Switch Putter Notah Begay Wins

                                                                                                                                                                                                                                                                                      Notah Begay Wins with Switch PuttingAugust 1999

My partner Brian Stack and I have been seeing Notah Begay III approximately twice a year for the last four years. We go to a couple tournaments a year to check on his progress. He invited us to come to the Reno-Tahoe Open and to give him a tune up. After his practice round on Tuesday before the tournament he asked us to help him with his right-handed putting stroke. He said “don’t mess with my left-handed stroke; it is the most consistent part of my entire golf game.”  As we were the ones who taught him to putt left-handed, we agreed. His primary difficulty was with his right-handed stroke. Two thirds of our practice time with most of the better players, is spent working on their right-handed putting strokes. We always thought it would be the other way around. We thought this would be because of the player’s lack of experience putting left-handed. Once the player is reasonably comfortable putting left-handed, they usually only need a minor tune-up to their left-handed stroke. All the major problems seem to come with their right-handed putting strokes.   

    Notah began the lesson by rolling in 6 out of 20 putts from 10 feet, 30%. We had been trying for the previous year to get Notah to move the ball closer to his body, more directly under his eyes. Brian had even sent Notah a letter recommending he move the ball closer to his feet and directly under his eyes. This was also my recommendation to him the last time I saw him in San Diego for the Buick Invitational. This was the same problem he had with his ball position in his long game prior to the Oregon Duck Invitational. We recommended he move the ball three balls closer, he did and went out and set the course record [10 birdie 63] on Saturday and went on to win.

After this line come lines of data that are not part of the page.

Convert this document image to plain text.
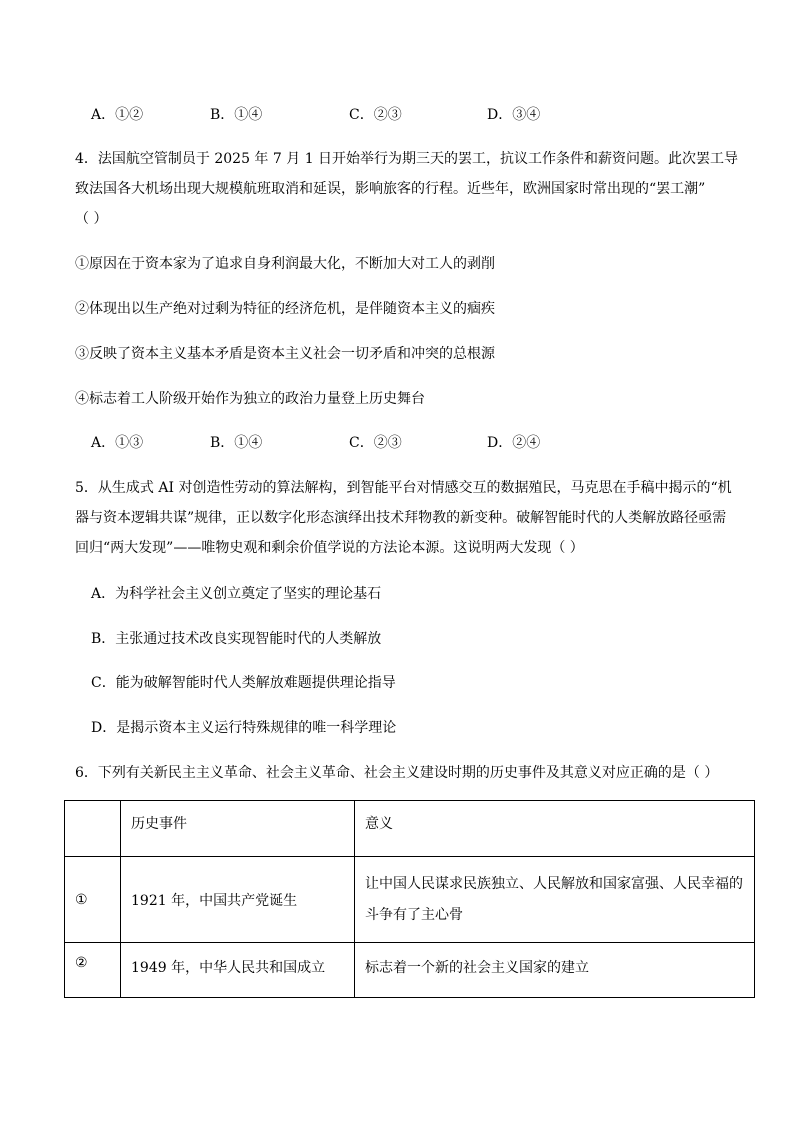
A．①②	B．①④	C．②③	D．③④
4．法国航空管制员于 2025 年 7 月 1 日开始举行为期三天的罢工，抗议工作条件和薪资问题。此次罢工导
致法国各大机场出现大规模航班取消和延误，影响旅客的行程。近些年，欧洲国家时常出现的“罢工潮”
（ ）
①原因在于资本家为了追求自身利润最大化，不断加大对工人的剥削
②体现出以生产绝对过剩为特征的经济危机，是伴随资本主义的痼疾
③反映了资本主义基本矛盾是资本主义社会一切矛盾和冲突的总根源
④标志着工人阶级开始作为独立的政治力量登上历史舞台
A．①③	B．①④	C．②③	D．②④
5．从生成式 AI 对创造性劳动的算法解构，到智能平台对情感交互的数据殖民，马克思在手稿中揭示的“机
器与资本逻辑共谋”规律，正以数字化形态演绎出技术拜物教的新变种。破解智能时代的人类解放路径亟需
回归“两大发现”——唯物史观和剩余价值学说的方法论本源。这说明两大发现（ ）
A．为科学社会主义创立奠定了坚实的理论基石
B．主张通过技术改良实现智能时代的人类解放
C．能为破解智能时代人类解放难题提供理论指导
D．是揭示资本主义运行特殊规律的唯一科学理论
6．下列有关新民主主义革命、社会主义革命、社会主义建设时期的历史事件及其意义对应正确的是（ ）

	历史事件	意义

①	1921 年，中国共产党诞生	让中国人民谋求民族独立、人民解放和国家富强、人民幸福的
斗争有了主心骨

②	1949 年，中华人民共和国成立	标志着一个新的社会主义国家的建立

 In Reno our recommendation was the same for his putting, that he move the ball three balls closer to his feet and directly under his eyes. This also moved his hands closer to his body, which is a much more consistent position from which to putt.  With the ball so far away, he had developed a loop in his stroke.  He complained that his blade was finishing in a closed position. Both of these problems were essentially eliminated with the adjustment in his ball position. With his hands directly under his shoulders, his swing path was less of an arc and more straight back and straight thru. This also helped to keep the blade squarer throughout the entire putting stroke. He then proceeded to make 27 out of the next 30 putts from 10 feet, 90%. His confidence was growing with every successful series of putts. I will never forget the look on his face when he canned 5 in a row for the second straight time. 

While we had his attention, I made one more request. I told him that he was going to make more right-handed putts, so let’s get “into the hunt”.  Notah agreed that it was time.   I also told him that like all rookies on the PGA tour, he was at a severe disadvantage in the majority of the tournaments his first year. But since this was the first year of the Reno-Tahoe Open, everyone essentially was a rookie at the Montreau Golf Club. He proceeded to putt beautifully all week... Especially impressive was his course record 9 under 63 on Saturday. He was 10 for 10 on the left to right putts left-handed within 20 feet and 7 of 8 on the right-handers inside of ten feet. He made 6 birdies left-handed and 4 right-handed for a grand total of ten birdies. He went on to win 3 more times in the next 10 months giving him 4 wins in less than a year. Proving once and for all, switch putting works at all levels, including the highest level in the game of golf, the PGA Tour

From this point in time Switch putting was no longer just an obscure radical putting theory, but a proven method of putting at all levels of the game of golf.